Очень много и упорно пишет о проблемах демократии Юлия Латынина, приводя в пример ее излишества в странах Западной Европы. Главное возражение – против всеобщего избирательного права, создающего диктат паразитических клиентов вэлфэр-стэйт. Демократия, так можно понять Ю.Латынину, должна быть цензовой, то есть предоставлять права социально ответственным гражданам, обладающим самостоятельно нажитым имуществом или серьезным образованием.

В начале января в "Новой газете" интересно высказался о демократии художник и писатель Максим Кантор. Он считает, что парламент должен избираться не анонимным избирателем, а представителями разнообразных профессий и общественных групп – такими, скажем, как учителя, врачи, пенсионеры, матери или даже учащиеся. Парламент должен быть не инструментом борьбы политических партий, а исключительно представительством вот таких конкретных социальных групп. Максим Кантор не называет такой государственной порядок по имени, но имя давно уже известно – это корпоративное государство.

Через несколько дней в той же "Новой газете" с сомнениями в демократии выступил культуролог Михаил Ямпольский. Здесь пошли в ход аргументы экзистенциальной философии. Автора интересует не столько право голоса, сколько само его понятие. Голос – это интимная глубина человеческого существования, не сводимого к тем или иным сиюминутным нуждам, а эту глубину невозможно реализовать в порядке политической борьбы и парламентского представительства. Голос человека отчуждается в процессе такой борьбы и присваивается корыстными политиками.

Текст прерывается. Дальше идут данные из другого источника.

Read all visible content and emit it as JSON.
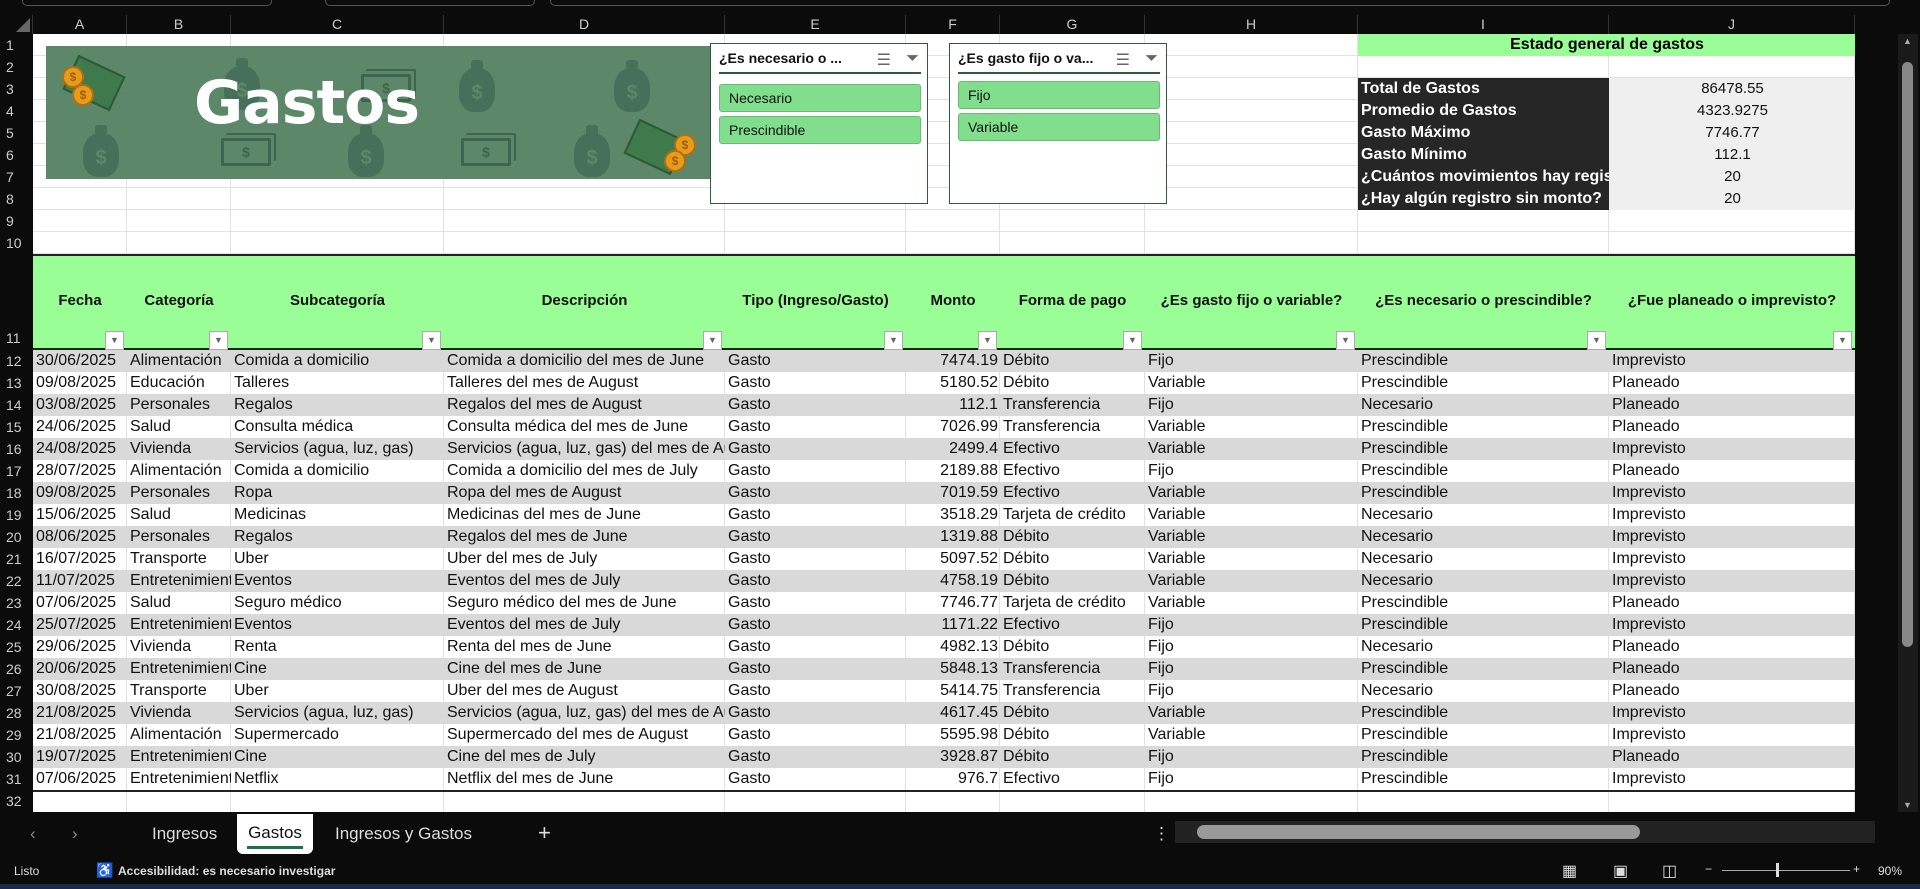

Нельзя сказать, что все эти точки зрения бессмысленны, в них есть немалая правда. Но контраргументы не менее весомы. Начнем с всеобщего избирательного права – а почему, собственно, оно предоставляется всем? Для этого нужно всего-навсего вспомнить историю вопроса. Не уходя в подробности этой истории, достаточно сказать, что всеобщее избирательное право стало таковым в результате опыта двух мировых войн, бывших тотальными войнами, затрагивавшими всё население воюющих стран. Но если государство распоряжается таким фундаментальным правом, как право человека на жизнь, ведь чем-то это нужно компенсировать. За такое, так сказать, налогообложение – отчуждение человеческой жизни в пользу государственного интереса – и компенсация должна быть максимальной. А это и есть всеобщее избирательное право. Так что тут важен вопрос не о ценности самого этого права, а порядок, смысл и резон его происхождения.

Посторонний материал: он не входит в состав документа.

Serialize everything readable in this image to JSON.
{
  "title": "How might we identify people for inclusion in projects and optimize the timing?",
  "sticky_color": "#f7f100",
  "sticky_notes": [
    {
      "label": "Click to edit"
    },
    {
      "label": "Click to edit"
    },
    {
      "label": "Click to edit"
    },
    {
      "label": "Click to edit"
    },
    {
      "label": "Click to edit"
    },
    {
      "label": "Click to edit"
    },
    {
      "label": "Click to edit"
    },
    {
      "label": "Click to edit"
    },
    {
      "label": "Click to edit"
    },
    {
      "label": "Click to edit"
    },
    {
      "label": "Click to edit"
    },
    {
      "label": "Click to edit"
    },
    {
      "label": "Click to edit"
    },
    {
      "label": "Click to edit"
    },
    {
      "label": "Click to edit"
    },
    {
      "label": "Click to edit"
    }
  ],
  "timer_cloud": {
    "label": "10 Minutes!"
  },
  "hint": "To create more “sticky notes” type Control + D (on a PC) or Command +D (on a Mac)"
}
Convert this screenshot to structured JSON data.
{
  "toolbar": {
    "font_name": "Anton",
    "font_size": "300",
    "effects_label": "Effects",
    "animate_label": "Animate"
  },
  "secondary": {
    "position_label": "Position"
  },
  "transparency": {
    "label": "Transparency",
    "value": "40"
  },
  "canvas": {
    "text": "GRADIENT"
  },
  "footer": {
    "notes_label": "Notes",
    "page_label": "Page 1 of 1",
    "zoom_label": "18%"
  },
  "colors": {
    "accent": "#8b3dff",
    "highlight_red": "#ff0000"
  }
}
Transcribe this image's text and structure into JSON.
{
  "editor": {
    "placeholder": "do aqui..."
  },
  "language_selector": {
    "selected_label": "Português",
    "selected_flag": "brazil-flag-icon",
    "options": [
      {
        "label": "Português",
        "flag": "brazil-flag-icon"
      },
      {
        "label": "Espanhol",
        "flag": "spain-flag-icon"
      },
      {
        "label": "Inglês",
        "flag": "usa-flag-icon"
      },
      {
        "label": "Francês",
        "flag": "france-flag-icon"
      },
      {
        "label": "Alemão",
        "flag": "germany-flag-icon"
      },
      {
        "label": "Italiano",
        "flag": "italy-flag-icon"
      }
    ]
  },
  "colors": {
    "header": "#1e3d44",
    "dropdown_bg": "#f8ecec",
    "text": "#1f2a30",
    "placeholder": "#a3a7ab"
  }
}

По поводу корпоративного государства нужно тоже кое-что вспомнить. Этот проект возник после первой мировой войны (а кое-где и раньше, например, в движении французского синдикализма) и противопоставлялся как раз изжившей себя, как многим казалось, демократии. И тут шел в действие аргумент, который сегодня выставляет М.Ямпольский: голос человека, взятого не в полноте его существования или даже в конкретике его профессиональной жизни, - это пустой, искусственный, ничего и никого не выражающий голос. Человек, представленный в его живой социальной страте, в его корпорации, уже полнее, конкретнее. Это идея корпоративного государства была высказана Муссолини, начавшего ее реализовать после прихода к власти, и поначалу была встречена сочувствием очень известных и заслуживающих доверия людей. Например, Бертран Рассел с симпатией говорил о Муссолини. Бернард Шоу в том же плане высказывался, а из русских – Николай Бердяев. Интересно, что Бердяев – и не он один, а многие иностранцы, знакомившиеся в те раннесоветские годы с "русским экспериментом", - сочувственно отзывались об идее Советов, понятых как орудие рабочего самоуправления и представительства. Это и был пример "корпорации". Но вспомним, к чему это привело: к полному их выхолащиванию и превращению в бессильный придаток большевистской партии, бывшей монопольным носителем как раз политической власти. Надо думать, что судьба корпораций в муссолиниевской Италии, во франкистской Испании и Португалии Салазара была примерно такой же. Корпоративное государство подпадает под неограниченную власть диктатора, потому что в ней не предусмотрен механизм контроля над властью.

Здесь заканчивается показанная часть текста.